Neste tempo de isolamento social, tem sido comum pessoas amigas, paroquianos enviarem mensagens, telefonarem para dizer que sentem falta das missas, que têm saudades da vida comunitária e das atividades pastorais, isso muito nos alegra e nos anima. Algumas semanas atrás alguns irmãos nossos, pelo Brasil afora, chegaram a ensaiar uma campanha nas redes sociais, onde gritavam “nos devolvam a missa”. Isto só vem a confirmar o dito: “só se dá valor quando se perde!” Diante dessa realidade, tenho me perguntado, quantas vezes essa missa, que hoje é reivindicada pelas pessoas, foi trocada por uma partida de futebol, por uma balada, por um passeio? Quantas vezes a missa foi assistida apenas de corpo presente, já que o pensamento estava distante? Quantas vezes membros das Pastorais deixaram de ir à missa, porque não tinham nenhuma função a desempenhar na mesma? Quantas vezes a missa foi planejada “a meu gosto”, transformada em um showzinho, desrespeitando as orientações litúrgicas? Quantas vezes a missa foi apenas um programa social de final de semana? Este tempo de privação da missa presencial pode nos ajudar a dar mais valor a esse dom precioso que é a Eucaristia, que é a Celebração do Dia do Senhor.

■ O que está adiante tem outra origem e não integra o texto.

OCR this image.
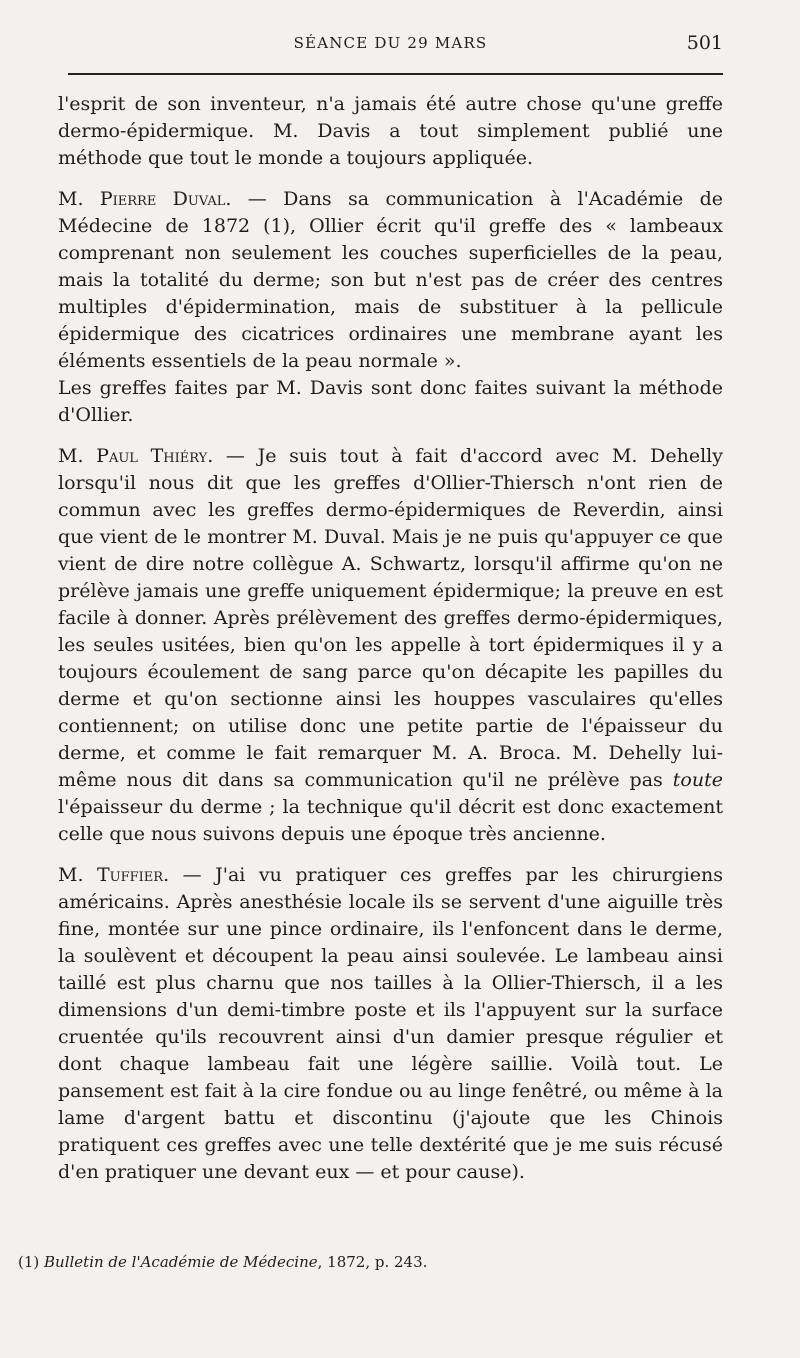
SÉANCE DU 29 MARS	501

l'esprit de son inventeur, n'a jamais été autre chose qu'une greffe dermo-épidermique. M. Davis a tout simplement publié une méthode que tout le monde a toujours appliquée.

M. Pierre Duval. — Dans sa communication à l'Académie de Médecine de 1872 (1), Ollier écrit qu'il greffe des « lambeaux comprenant non seulement les couches superficielles de la peau, mais la totalité du derme; son but n'est pas de créer des centres multiples d'épidermination, mais de substituer à la pellicule épidermique des cicatrices ordinaires une membrane ayant les éléments essentiels de la peau normale ».

Les greffes faites par M. Davis sont donc faites suivant la méthode d'Ollier.

M. Paul Thiéry. — Je suis tout à fait d'accord avec M. Dehelly lorsqu'il nous dit que les greffes d'Ollier-Thiersch n'ont rien de commun avec les greffes dermo-épidermiques de Reverdin, ainsi que vient de le montrer M. Duval. Mais je ne puis qu'appuyer ce que vient de dire notre collègue A. Schwartz, lorsqu'il affirme qu'on ne prélève jamais une greffe uniquement épidermique; la preuve en est facile à donner. Après prélèvement des greffes dermo-épidermiques, les seules usitées, bien qu'on les appelle à tort épidermiques il y a toujours écoulement de sang parce qu'on décapite les papilles du derme et qu'on sectionne ainsi les houppes vasculaires qu'elles contiennent; on utilise donc une petite partie de l'épaisseur du derme, et comme le fait remarquer M. A. Broca. M. Dehelly lui-même nous dit dans sa communication qu'il ne prélève pas toute l'épaisseur du derme ; la technique qu'il décrit est donc exactement celle que nous suivons depuis une époque très ancienne.

M. Tuffier. — J'ai vu pratiquer ces greffes par les chirurgiens américains. Après anesthésie locale ils se servent d'une aiguille très fine, montée sur une pince ordinaire, ils l'enfoncent dans le derme, la soulèvent et découpent la peau ainsi soulevée. Le lambeau ainsi taillé est plus charnu que nos tailles à la Ollier-Thiersch, il a les dimensions d'un demi-timbre poste et ils l'appuyent sur la surface cruentée qu'ils recouvrent ainsi d'un damier presque régulier et dont chaque lambeau fait une légère saillie. Voilà tout. Le pansement est fait à la cire fondue ou au linge fenêtré, ou même à la lame d'argent battu et discontinu (j'ajoute que les Chinois pratiquent ces greffes avec une telle dextérité que je me suis récusé d'en pratiquer une devant eux — et pour cause).

(1) Bulletin de l'Académie de Médecine, 1872, p. 243.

(Imagem de Rafael Gerude - fotografiareligiosa.com.br)
Eucaristia: ‘‘fonte e ápice de toda vida cristã’’
Como bem nos ensina o Catecismo da Igreja, a Eucaristia é a fonte e o ápice de toda a vida cristã. Diz ainda que pela Santa Missa, nós nos unimos à Liturgia do céu e antecipamos a eternidade (cf. nº 1326). É um ato de fé, de cumplicidade entre Eu – Deus – Comunidade. É através da Missa que Deus vem de maneira plena ao nosso encontro; e só porque Ele vem até nós, nós podemos ir até Ele. O rito da missa que nós celebramos, que às vezes alguns reclamam que é enfadonho, monótono, não foi inventado ao bel-prazer de um padre ou de um bispo. Tem a sua raiz nas Sagradas Escrituras, ressignificada pelo próprio Jesus (ver. Mt 26, 20. 26-30; 1 Cor 11,23-26). Infelizmente, nem todos ainda têm essa compreensão, até mesmo aqueles e aquelas que ajudam a preparar as liturgias em nossas comunidades. Muitas vezes o mistério cede lugar para ao brio de alguns “litúrgos”, que deveriam ser servos da liturgia (λειτουργíα - "serviço público" ou "serviço do culto”). Esse tempo de privação da Missa e da Celebração da Palavra deve nos ajudar a avaliar nossa forma de preparar e celebrar a Eucaristia, o Dia do Senhor.
Logo mais voltaremos a celebrar juntos, quiçá esse tempo que perdemos o direito da missa presencial tenha nos servido para valorizarmos mais a Santa Missa, a Celebração do Dia do Senhor. Que possa ter ajudado as nossas equipes de liturgia a serem mais mistagógicas. Pois como disse certa vez São João Crisóstomo: “não se põe incenso em carvão apagado”. Às vezes tenho a impressão que as nossas liturgias são como incenso em carvão apagado! É preciso, primeiro, acendermos em nós o fogo do Espírito Santo, fazer arder nosso coração. Podemos fazer isto com oração pessoal ou comunitariamente através de refrões orantes, mantras, tempo de silêncio. A missa é a hora de colocar o incenso de nossas preces a Deus. É a hora de dizermos “suba minhas orações como incenso em tua presença Senhor” (Sl 141, 2). 

Até o próximo artigo, no qual daremos continuidade a esta reflexão.